Here is where the island of Jersey comes into play. It called my name whispering for me to leave behind the curated version of life and begin living. Jersey’s shores welcomed me to take long deep breaths and exhale the autopilot version of myself I had been flying in. Of my time in Jersey, one day, in particular, stood out. I had the privilege of meeting artist Tom Parker, who showed me a selection of his work. Tom unveiled one of his projects, a monoprint series.
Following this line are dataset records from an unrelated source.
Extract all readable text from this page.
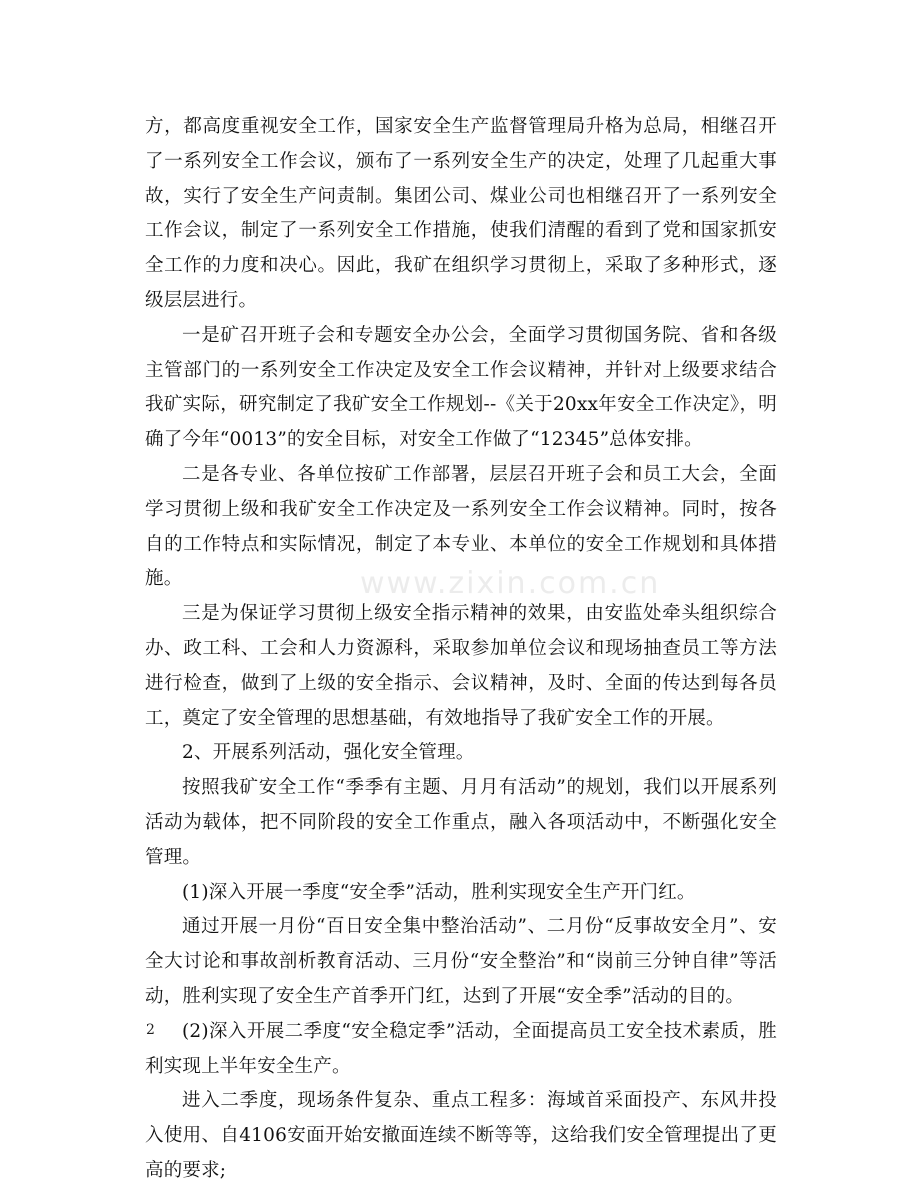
方，都高度重视安全工作，国家安全生产监督管理局升格为总局，相继召开了一系列安全工作会议，颁布了一系列安全生产的决定，处理了几起重大事故，实行了安全生产问责制。集团公司、煤业公司也相继召开了一系列安全工作会议，制定了一系列安全工作措施，使我们清醒的看到了党和国家抓安全工作的力度和决心。因此，我矿在组织学习贯彻上，采取了多种形式，逐级层层进行。

一是矿召开班子会和专题安全办公会，全面学习贯彻国务院、省和各级主管部门的一系列安全工作决定及安全工作会议精神，并针对上级要求结合我矿实际，研究制定了我矿安全工作规划--《关于20xx年安全工作决定》，明确了今年“0013”的安全目标，对安全工作做了“12345”总体安排。

二是各专业、各单位按矿工作部署，层层召开班子会和员工大会，全面学习贯彻上级和我矿安全工作决定及一系列安全工作会议精神。同时，按各自的工作特点和实际情况，制定了本专业、本单位的安全工作规划和具体措施。

三是为保证学习贯彻上级安全指示精神的效果，由安监处牵头组织综合办、政工科、工会和人力资源科，采取参加单位会议和现场抽查员工等方法进行检查，做到了上级的安全指示、会议精神，及时、全面的传达到每各员工，奠定了安全管理的思想基础，有效地指导了我矿安全工作的开展。

2、开展系列活动，强化安全管理。

按照我矿安全工作“季季有主题、月月有活动”的规划，我们以开展系列活动为载体，把不同阶段的安全工作重点，融入各项活动中，不断强化安全管理。

(1)深入开展一季度“安全季”活动，胜利实现安全生产开门红。

通过开展一月份“百日安全集中整治活动”、二月份“反事故安全月”、安全大讨论和事故剖析教育活动、三月份“安全整治”和“岗前三分钟自律”等活动，胜利实现了安全生产首季开门红，达到了开展“安全季”活动的目的。

(2)深入开展二季度“安全稳定季”活动，全面提高员工安全技术素质，胜利实现上半年安全生产。

进入二季度，现场条件复杂、重点工程多：海域首采面投产、东风井投入使用、自4106安面开始安撤面连续不断等等，这给我们安全管理提出了更高的要求;

www.zixin.com.cn
2
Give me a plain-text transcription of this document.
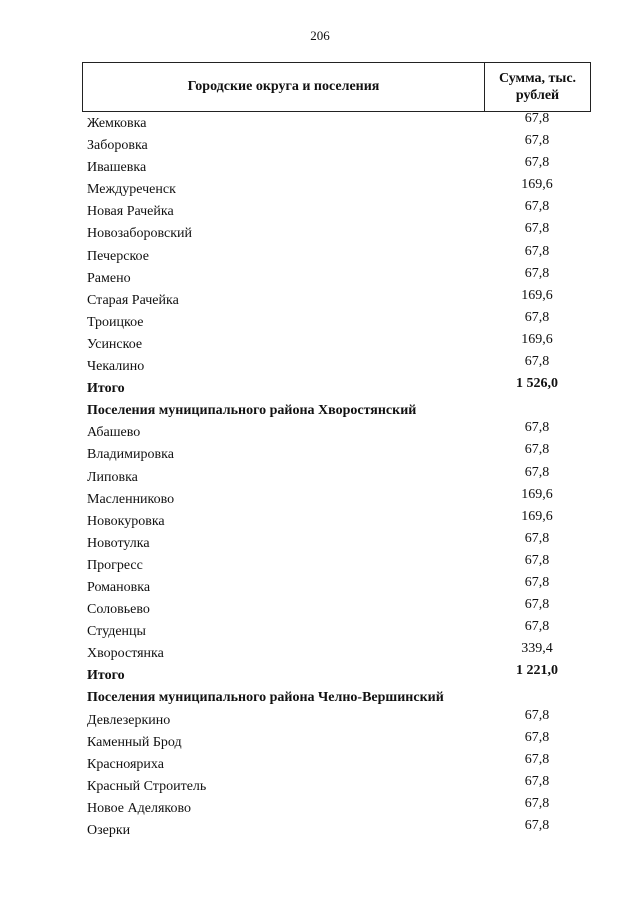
206
Городские округа и поселения
Сумма, тыс.
рублей
Жемковка	67,8
Заборовка	67,8
Ивашевка	67,8
Междуреченск	169,6
Новая Рачейка	67,8
Новозаборовский	67,8
Печерское	67,8
Рамено	67,8
Старая Рачейка	169,6
Троицкое	67,8
Усинское	169,6
Чекалино	67,8
Итого	1 526,0
Поселения муниципального района Хворостянский
Абашево	67,8
Владимировка	67,8
Липовка	67,8
Масленниково	169,6
Новокуровка	169,6
Новотулка	67,8
Прогресс	67,8
Романовка	67,8
Соловьево	67,8
Студенцы	67,8
Хворостянка	339,4
Итого	1 221,0
Поселения муниципального района Челно-Вершинский
Девлезеркино	67,8
Каменный Брод	67,8
Краснояриха	67,8
Красный Строитель	67,8
Новое Аделяково	67,8
Озерки	67,8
Tom’s seven-piece monoprint series took me on an unexpected journey. It was as if there were an invisible string coming out of each piece and connected to my soul. The longer I looked at the art, the harder the pull… like the veil over my eyes was lifted. At that moment I understood abstract art was not for visual literacy but answered its call with an emotional response and self-reflection which would later inspire me to try my hand at mono-printing––but that’s a story for another time. This one is about the world I had felt left out for years. I realized that I had the tools to exist in the space with abstract art all along but didn’t know how to use them until I saw Tom’s work. And so if you too struggle connecting with abstract art, I hope the following reflection points help you.
3 Ways To Connect With Abstract Art:
1. Take your time viewing it
Spend more than a few seconds examining the piece. Look at it from various angles. Shift where you’re standing and the positioning of your head. Take it all in and don’t be afraid to look away for a few seconds before looking back, to see what stands out at the next glance.
2. Identify the emotional story you think it’s telling
How does the piece make you feel?
What do you think the artist is trying to communicate?
What feelings do the paint colours bring up?
How may the artist have felt while painting it?
Do you feel rushed, calmed, defensive, etc. by the style or materials used? Why?
3. Ask yourself, if this piece were to have a soundtrack to explain it, what would be on that album or playlist?
What instruments would be playing? Would they be loud, soft? A mixture?
What genre would the painting translate to?
What would the lyrics be?
Where would you play this soundtrack?
How does the soundtrack help you to understand what the artist has created?
I’ve found using other forms like writing and music help me to tap into the deeper meaning of the art and not rely on quite literally what I see, but rather what I feel when standing in front of a piece. Engaging the other five senses also heightens our awareness and can deepen the understanding to better connect with art.